As of 2011, the number of monthly visitors to StockTwits had tripled over traffic from the previous year to over 100,000 users. Lindzon encourages new traders to spend time on StockTwits learning the language. He says that "You don’t learn Spanish in one day, and you’re not going to learn how to invest in stocks in one day. Treat it like a language." Lindzon coauthored the book The StockTwits Edge: 40 Actionable Trade Set-Ups from Real Market Pros with Philip Pearlman and Ivaylo Ivanhoff to assist new users with getting the most out of the service.
Lindzon was named one of the The Best Tweets for Your Money in 2013. Later that same year, Lindzon invested $50,000 from his hedge fund to follow traders as a part of a "social investing and social leverage" collaboration with Ditto Trade and his own StockTwits network.
As of June 2013, StockTwits has raised $8.6 million in venture capital but has not yet made a profit. Fifty percent of the companies revenue comes from financial data sold to clients including Bloomberg L.P. and Google. Lindzon believes a "cultural change" is needed for the large financial institutions to embrace this technology and that change may take as long as five years.
Lindzon is highly accessible and provides formal in informal mentoring to entrepreneurs. DreamIt Ventures is a startup accelerator program that includes Lindzon as a mentor. He also mentors start-ups as part of the Techstars program.
Networking is a priority for Lindzon. Networks include both real collaborators but could mean access to his Twitter network as he did for James Altucher in the launch of his 140Love online dating business.
The 2010 LeWeb international technology conference hosted Lindzon as the keynote speaker.
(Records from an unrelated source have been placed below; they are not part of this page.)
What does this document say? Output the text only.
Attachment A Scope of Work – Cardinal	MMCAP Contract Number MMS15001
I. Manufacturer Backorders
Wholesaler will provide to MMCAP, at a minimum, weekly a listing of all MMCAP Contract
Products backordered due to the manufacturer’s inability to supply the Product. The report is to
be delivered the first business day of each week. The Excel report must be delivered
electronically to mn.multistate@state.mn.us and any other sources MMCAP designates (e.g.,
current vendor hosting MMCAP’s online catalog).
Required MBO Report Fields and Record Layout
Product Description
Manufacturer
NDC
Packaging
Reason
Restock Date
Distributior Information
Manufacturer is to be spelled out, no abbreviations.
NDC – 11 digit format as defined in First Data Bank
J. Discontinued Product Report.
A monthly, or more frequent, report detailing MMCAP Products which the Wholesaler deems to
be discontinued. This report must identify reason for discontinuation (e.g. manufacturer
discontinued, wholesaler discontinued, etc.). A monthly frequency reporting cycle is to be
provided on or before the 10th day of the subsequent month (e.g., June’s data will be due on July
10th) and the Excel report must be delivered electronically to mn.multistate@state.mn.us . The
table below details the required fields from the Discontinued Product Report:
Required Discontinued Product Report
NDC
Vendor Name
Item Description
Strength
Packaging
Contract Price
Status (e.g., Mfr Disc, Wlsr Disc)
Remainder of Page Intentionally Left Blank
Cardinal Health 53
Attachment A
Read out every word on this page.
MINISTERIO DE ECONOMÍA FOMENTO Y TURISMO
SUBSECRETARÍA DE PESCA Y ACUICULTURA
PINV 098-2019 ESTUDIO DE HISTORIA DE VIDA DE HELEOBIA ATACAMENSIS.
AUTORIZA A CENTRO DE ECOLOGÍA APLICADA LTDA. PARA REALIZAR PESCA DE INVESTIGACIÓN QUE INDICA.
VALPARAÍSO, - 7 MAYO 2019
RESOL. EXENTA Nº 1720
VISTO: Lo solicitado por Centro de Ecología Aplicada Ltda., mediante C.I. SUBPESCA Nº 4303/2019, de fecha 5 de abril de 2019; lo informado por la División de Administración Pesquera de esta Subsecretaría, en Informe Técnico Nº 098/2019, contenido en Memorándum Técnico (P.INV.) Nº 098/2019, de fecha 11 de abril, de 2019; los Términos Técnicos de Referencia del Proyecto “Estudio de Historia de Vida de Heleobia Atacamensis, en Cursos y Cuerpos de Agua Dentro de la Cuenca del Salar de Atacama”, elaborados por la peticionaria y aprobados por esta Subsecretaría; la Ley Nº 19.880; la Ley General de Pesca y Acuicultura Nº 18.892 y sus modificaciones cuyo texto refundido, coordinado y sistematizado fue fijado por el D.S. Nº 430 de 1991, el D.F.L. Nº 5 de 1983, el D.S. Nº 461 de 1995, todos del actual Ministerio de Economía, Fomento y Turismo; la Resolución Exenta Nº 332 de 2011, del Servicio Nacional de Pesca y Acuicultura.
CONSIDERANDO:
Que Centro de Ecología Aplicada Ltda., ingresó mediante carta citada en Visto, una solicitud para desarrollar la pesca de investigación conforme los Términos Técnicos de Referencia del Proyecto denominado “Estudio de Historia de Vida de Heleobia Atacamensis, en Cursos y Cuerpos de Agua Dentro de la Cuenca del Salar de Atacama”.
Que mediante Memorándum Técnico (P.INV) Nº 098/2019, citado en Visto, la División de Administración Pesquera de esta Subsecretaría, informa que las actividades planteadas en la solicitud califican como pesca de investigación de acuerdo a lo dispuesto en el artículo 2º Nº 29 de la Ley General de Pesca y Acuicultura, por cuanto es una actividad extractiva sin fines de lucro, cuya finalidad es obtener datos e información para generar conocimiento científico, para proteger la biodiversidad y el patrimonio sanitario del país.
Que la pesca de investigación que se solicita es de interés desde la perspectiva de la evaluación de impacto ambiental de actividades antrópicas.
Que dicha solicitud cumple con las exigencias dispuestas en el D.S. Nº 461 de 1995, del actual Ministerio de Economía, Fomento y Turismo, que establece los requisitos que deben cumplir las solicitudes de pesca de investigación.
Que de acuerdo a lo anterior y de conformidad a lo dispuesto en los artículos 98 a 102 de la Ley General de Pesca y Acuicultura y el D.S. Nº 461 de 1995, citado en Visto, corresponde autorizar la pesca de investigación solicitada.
Lindzon spoke on why there's never been a better time to build a business at The Next Web Conference 2011.
LifeLock, an identity theft protection company offering services intended to detect fraudulent applications for various credit and non-credit related services, received funding from Lindzon in 2007.
UserVoice received funding from Lindzon in 2009 to continue development of their customer engagement tools. Their customer feedback aggregation tools were moved into the mainstream with this additional financing.
InternMatch provides internship services for students, employers and educators. The site offers free internship searching, an intern blog, and a library of internship and job-search resources designed for both students and employers. InternMatch's mission is to "Help students find and explore great internships with a focus on leading technology companies and non-profits.” Lindzon provided funding support for growth of the company in 2011.
In 2012, Lindzon provided part of the $2M in funding to DailyWorth as well as serving as an advisor.
Lindzon's interest in making data available lead to his support of Plexus Engine, doing business as Little Bird. Little Bird has been automating the process of finding and verifying research sources, making "lists, then aggregate the blog URLs, Twitter handles, and content published" by researchers. Plexus Engine was selected to participate in the Portland Incubator Experiment in 2012.
Lindzon has been involved in funding many other start-ups including but not limited to: Foodzie, Life360, Simply Measured, Clarity, Lucky Sort, Seamless Receipts, Scopely, Colingo, Unbounce, LaunchRock, SendHub, Retrofit, Betable, Dekko, YieldBot, Embedly, New Hive, Buddy Media, Videolicious, Laffster, YCharts, Fanium, BlogTalkRadio, StationCreator, Skyscraper, TubeMogul, MyTrade, Zentact.